“Too Filthy to Be Repeated”: Reading Sexualized Violence Against Enslaved Males In U.S. Slave Societies
Author:
Frederick Charles Staidum Jr.
Degree Date:
May, 2007
Committee Chairperson:
James Turner
Call Number:
Thesis DT 3.5 2007 S735
Description:
xii, 147 leaves : ill. ; 29 cm.
Abstract:
“To Filthy to be Repeated”: Reading Sexualized Violence Against Enslaved Males in U.S. Slave Societies is an exploration in the operation of male on male sexualized violence and resistance in the Atlantic World, specifically the United States. Overall, the work is concerned with the interaction of race, class, gender, and sexuality when an enslaved Black male is sexually violated by a White male slaveholder. The central task of this thesis is to properly re-read the history of slavery in the United States. Furthermore, this research project attempts to recover the silented narratives of sexually assaulted enslaved males, while simultaneously asserting Black queer/ quare re-reading as a fruitful theoretical and methodological tool for the scholarly and disciplinary labor of Africana Studies.
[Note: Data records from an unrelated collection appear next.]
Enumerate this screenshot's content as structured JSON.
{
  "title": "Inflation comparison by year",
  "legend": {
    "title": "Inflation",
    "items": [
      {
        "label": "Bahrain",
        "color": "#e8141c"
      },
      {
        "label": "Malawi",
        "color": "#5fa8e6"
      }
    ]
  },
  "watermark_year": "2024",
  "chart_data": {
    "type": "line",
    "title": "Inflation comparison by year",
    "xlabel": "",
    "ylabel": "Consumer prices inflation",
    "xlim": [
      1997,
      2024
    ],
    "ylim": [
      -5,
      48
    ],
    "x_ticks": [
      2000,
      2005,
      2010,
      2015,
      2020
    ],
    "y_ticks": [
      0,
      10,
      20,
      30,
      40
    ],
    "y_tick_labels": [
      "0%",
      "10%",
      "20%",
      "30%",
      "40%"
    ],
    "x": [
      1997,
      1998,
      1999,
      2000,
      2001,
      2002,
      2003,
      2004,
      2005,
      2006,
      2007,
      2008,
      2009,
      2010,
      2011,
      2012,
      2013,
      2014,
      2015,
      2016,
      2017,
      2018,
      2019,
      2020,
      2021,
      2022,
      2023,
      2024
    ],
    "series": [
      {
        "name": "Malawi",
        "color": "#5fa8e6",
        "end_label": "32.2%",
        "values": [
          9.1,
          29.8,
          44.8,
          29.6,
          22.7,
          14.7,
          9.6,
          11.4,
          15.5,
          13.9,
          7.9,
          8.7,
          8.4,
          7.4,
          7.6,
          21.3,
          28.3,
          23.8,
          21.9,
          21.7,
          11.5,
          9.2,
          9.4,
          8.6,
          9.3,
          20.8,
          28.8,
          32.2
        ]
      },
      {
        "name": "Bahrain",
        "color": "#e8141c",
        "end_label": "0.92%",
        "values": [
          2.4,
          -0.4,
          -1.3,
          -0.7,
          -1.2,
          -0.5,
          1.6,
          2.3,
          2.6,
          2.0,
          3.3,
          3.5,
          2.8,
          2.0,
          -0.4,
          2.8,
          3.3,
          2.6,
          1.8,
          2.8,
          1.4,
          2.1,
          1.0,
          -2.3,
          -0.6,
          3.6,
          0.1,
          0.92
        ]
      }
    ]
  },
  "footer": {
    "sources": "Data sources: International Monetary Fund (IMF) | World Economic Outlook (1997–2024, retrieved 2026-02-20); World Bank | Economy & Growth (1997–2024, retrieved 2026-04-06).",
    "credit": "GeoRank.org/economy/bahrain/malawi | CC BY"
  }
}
The thesis draws from two distinct, yet dialogical mediums as primary evidence—visual culture and slave narratives. The overall work attempts to place these antebellum sources in conversation through a Black queer / quare re-reading. I insist on a “re-reading” instead of a “reading”, because these visual and written texts were not properly read the first time. Thus, a “re-reading” is required. It is at this point that this thesis seeks to make a critical intervention by exposing the sexual vulnerability of the Black male body and the Black individual and communal resistance against such transgressions.
The first chapter, Slave Societies in Flux gives a brief socio-historical framework of slavery. It contextualizes race, class, and gender of the enslaved male as it relates to power and violence, particularly sexual violence. This chapter will address the “plantation” as a model for society, and acknowledge the importance of crop, region, colonial presence, era / period, urban v. rural, plantation size, enslaved population in determining power dynamics.
Scenes of Inspection opens by acknowledging the Brazilian and Jamaican record of male-male sexual violence, and then moves to the visual record of enslavement, inspection, and sale by way of Trans-Atlantic crossings. The chapter is concerned with the construction and distribution of the Black male body in late 18th and early 19th Century visual culture. The engraving, Marché d’esclaves by Laurent, and the paintings, The Slave Trade by FrançoisAuguste Biard and Slave Market by an unknown American artist are studied with a quare approach. This chapter deconstructs the scene of inspection and the White male pornographic gaze to build upon the structural insights of the first chapter. It demonstrates how the threat of male-male sexual violence operates within the realm of the visual. Like the pervasiveness of the inspection, the omnipotent threat of sexual violence is not only a Brazilian or Jamaican occurrence, rather, a Black Atlantic phenomenon.
Resistance is the central theme of the chapters three and four, Re-reading Narratives. The purpose of these chapters is to explore the relationship between male-male sexual violence and resistance in the United States. I employ Harriet Jacobs’s Incidents in the Life of a Slave Girl and Frederick Douglass’s Narrative of the Life of Frederick Douglass, an American Slave and My Bondage and My Freedom in chapter three and four, respectively. Jacobs and the former enslaved male, Luke, make use of Black vernacular traditions to critique and resist U.S. legal discourse and its support of sexual assault. Meanwhile, the prospect of male-male rape forces Douglass to retreat into a masculine safe space, which nurtures a gender progressive resistance.
The thesis closes by contextualizing Black queer/ quare re-reading as a scholarly endeavor within and natural to the Africana Studies project. The conclusion, The Art of Reading covers the overall theoretical implications and contributions of burgeoning Black que(e)rying of African American and American history, art, and literature. Lastly, considerations on the possible future directions of this research project are included.